Components of PCR
Template: DNA or cDNA. This includes DNA prepared from blood, sperm or any other tissue, from
older forensic specimens, from ancient biological samples or in the laboratory from bacterial colonies
or plaques as well as purified DNA.
Primers: Short Oligonucleotide sequences used for priming.
Ideal characterstics of Primer
➢ Ideal length of primer should be at least 18-30 nucleotides.
➢ They should have ideally 40-60% GC contents
➢ They should anneal to their complementary sequences at similar temperatures.
➢ Both primers should not be self complimentary to each other.
➢ Primers should not form secondary structures like hairpin structure.
dNTPs: dATP, dGTP, dCTP and dTTP, used at saturating concentration (200 m M each).
Enzymes: Thermostable DNA polymerases from a number of thermophilic bacteria are used for PCR.

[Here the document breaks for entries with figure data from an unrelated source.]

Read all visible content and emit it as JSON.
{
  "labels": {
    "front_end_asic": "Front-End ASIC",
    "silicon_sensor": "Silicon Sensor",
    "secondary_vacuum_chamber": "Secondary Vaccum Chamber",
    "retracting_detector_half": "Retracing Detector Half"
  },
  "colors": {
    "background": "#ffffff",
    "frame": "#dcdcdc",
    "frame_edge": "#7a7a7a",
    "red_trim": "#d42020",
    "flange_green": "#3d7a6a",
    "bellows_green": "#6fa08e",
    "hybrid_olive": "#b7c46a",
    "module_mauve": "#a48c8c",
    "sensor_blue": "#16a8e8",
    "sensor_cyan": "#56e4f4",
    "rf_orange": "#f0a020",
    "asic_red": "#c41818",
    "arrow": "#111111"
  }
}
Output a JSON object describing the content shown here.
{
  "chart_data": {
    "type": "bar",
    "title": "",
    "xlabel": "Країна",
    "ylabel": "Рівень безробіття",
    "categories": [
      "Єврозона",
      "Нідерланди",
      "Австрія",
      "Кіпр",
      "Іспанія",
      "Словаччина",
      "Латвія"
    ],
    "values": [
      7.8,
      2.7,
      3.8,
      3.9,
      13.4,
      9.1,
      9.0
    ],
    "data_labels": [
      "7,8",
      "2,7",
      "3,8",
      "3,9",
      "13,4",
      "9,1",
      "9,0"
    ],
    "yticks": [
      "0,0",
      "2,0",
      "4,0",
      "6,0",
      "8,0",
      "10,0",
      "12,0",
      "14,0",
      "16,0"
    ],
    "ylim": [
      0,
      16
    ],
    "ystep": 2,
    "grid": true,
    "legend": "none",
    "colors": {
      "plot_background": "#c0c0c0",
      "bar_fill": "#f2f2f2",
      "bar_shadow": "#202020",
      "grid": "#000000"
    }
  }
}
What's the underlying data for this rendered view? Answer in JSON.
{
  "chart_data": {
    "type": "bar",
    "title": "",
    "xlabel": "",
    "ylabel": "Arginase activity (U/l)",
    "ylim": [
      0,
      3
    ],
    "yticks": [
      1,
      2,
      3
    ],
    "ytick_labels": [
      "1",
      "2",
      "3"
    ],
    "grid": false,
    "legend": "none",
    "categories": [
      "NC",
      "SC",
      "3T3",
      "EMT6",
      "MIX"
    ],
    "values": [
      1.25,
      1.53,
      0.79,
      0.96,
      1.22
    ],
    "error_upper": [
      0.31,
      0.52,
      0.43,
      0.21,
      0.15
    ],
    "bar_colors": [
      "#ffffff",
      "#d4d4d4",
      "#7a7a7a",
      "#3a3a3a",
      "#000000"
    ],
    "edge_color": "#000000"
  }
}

The most common is Taq polymerase from Thermus aquaticus. It survives the denaturation step of
95ºC for 1-2 min, having a half-life of more than 2hr at this temperature. It carries a 5’-3’
polymerization dependant exonuclease activity, but lack in 3’-5’ exonuclease activity (proof reading).
Hence, it is more prone for introducing errors. There are high-fiedality thermostable enzymes with
3’-5’ exonuclease activity. e.g., Vent polymerase, pfu polymerase.
High fidelity enzymes Source
Pfu polymerase Pyrococcus furiosus
Vent polymerase Thermococcus litoralis
Pwo polymerase Pyrococcus woesei
Buffer: The standard buffer for PCR contains 50 mM KCl, 10 mM Tris.Cl and 1.5 mM MgCl2. pH is
approximately 7.2. The presence of divalent cations is critical (Mg2+).
Steps in PCR
PCR involves a repetitive series of temperature cycles. Each reaction cycle comprises of three stages
➢ Denaturation
➢ Primer annealing and
➢ Extension.
In the first step i.e. denaturation, the target DNA is separated into two strands by heating upto
95ºC.
The temperature is reduced to around 50-60ºC to allow the primers to anneal. The actual
temperature depends on the primer lengths and sequences- primer annealing.